WELTENBURG. „Nachhaltig, sozial, vielfältig“ — so umrissen Christiane Lettow-Berger und Franz Aunkofer bei der Wahlveranstaltung in Weltenburg vor 25 Zuhörern, inklusive der eigenen Kandidaten, das Programm von Bündnis90/Die Grünen für die nächsten sechs Jahre Politik für Kelheim. Aunkofer stellte fest: „Die Grünen besetzen die wirklich wichtigen Themen.“
Stichwort Klimakatastrophe und Globalisierung. Der Hochwasserschutz sei eine Vorsorgemaßnahme, um mit Klimakatastrophen besser umgehen zu können und auf die Globalisierung sei die Antwort der Grünen: Regionalisierung. Allein 190 Millionen Euro flössen jährlich an Energiekosten aus dem Landkreis ab. Mit sparsamem Umgang mit Energie und dem Einsatz nachwachsender Rohstoffe könnte ein Landkreis wie Kelheim seinen Energiebedarf decken.
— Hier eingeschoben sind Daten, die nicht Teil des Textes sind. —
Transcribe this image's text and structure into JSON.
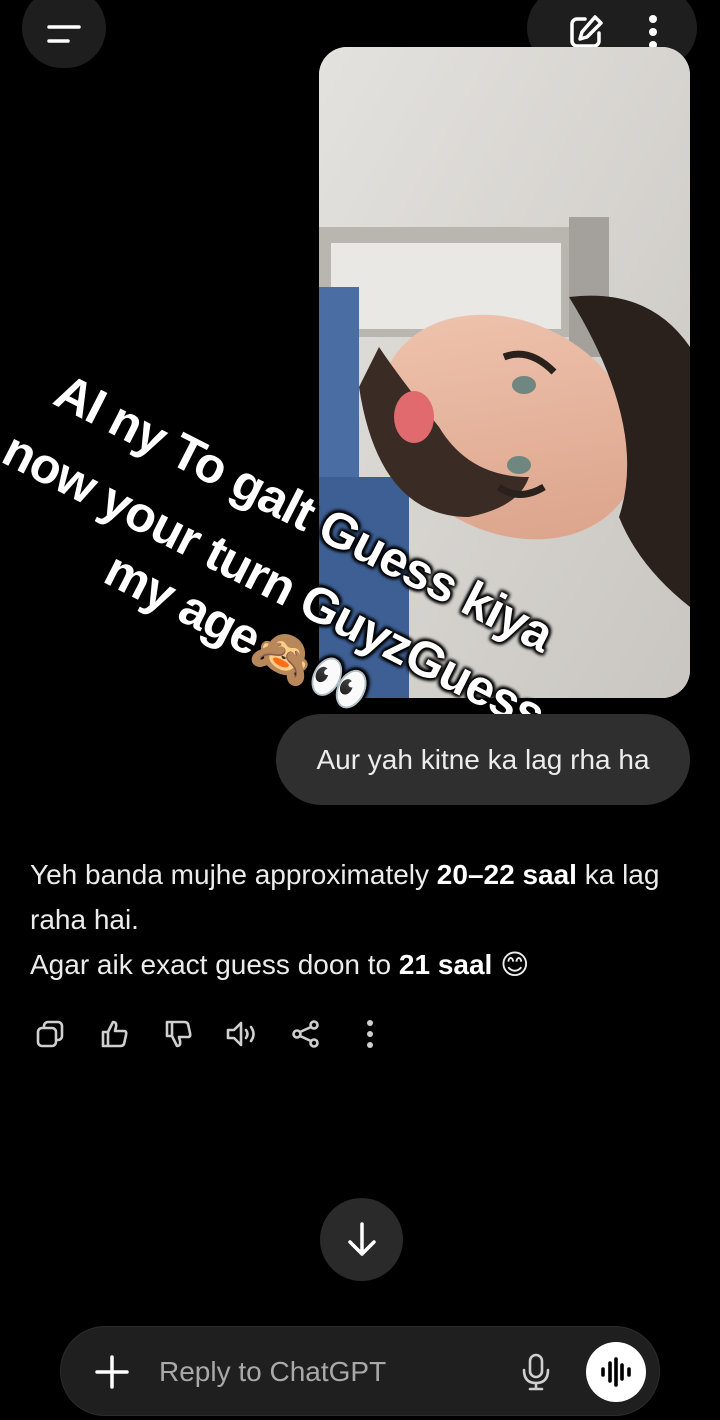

Zum Thema Nachhaltigkeit gehöre auch der sorgsame Umgang mit Böden und Flächen. Lettow-Berger sprach sich in diesem Zusammenhang gegen überdimensionierte Ausweisungen von Baugebieten in den Ortsteilen aus. Die Hafenerweiterung dürfe nicht weiter in die Breite und die Höhe gehen und für das Gewerbe stünde mit 60 Hektar genug Fläche zur Verfügung.
Unter dem Stichwort sozial nannte die Stadträtin den Ausbau der Kinderbetreuungsangebote und für die Sanierung der Schule müsse ein verlässlicher Zeitplan erstellt werden. Für sinnvoll erachten es die Grünen, ein Konzept für betreutes Wohnen auch in den Ortsteilen zu erarbeiten und dabei den Seniorenbeirat besser mit einzubinden. Auch brauche es Konzepte zur Integration ausländischer Mitbürger.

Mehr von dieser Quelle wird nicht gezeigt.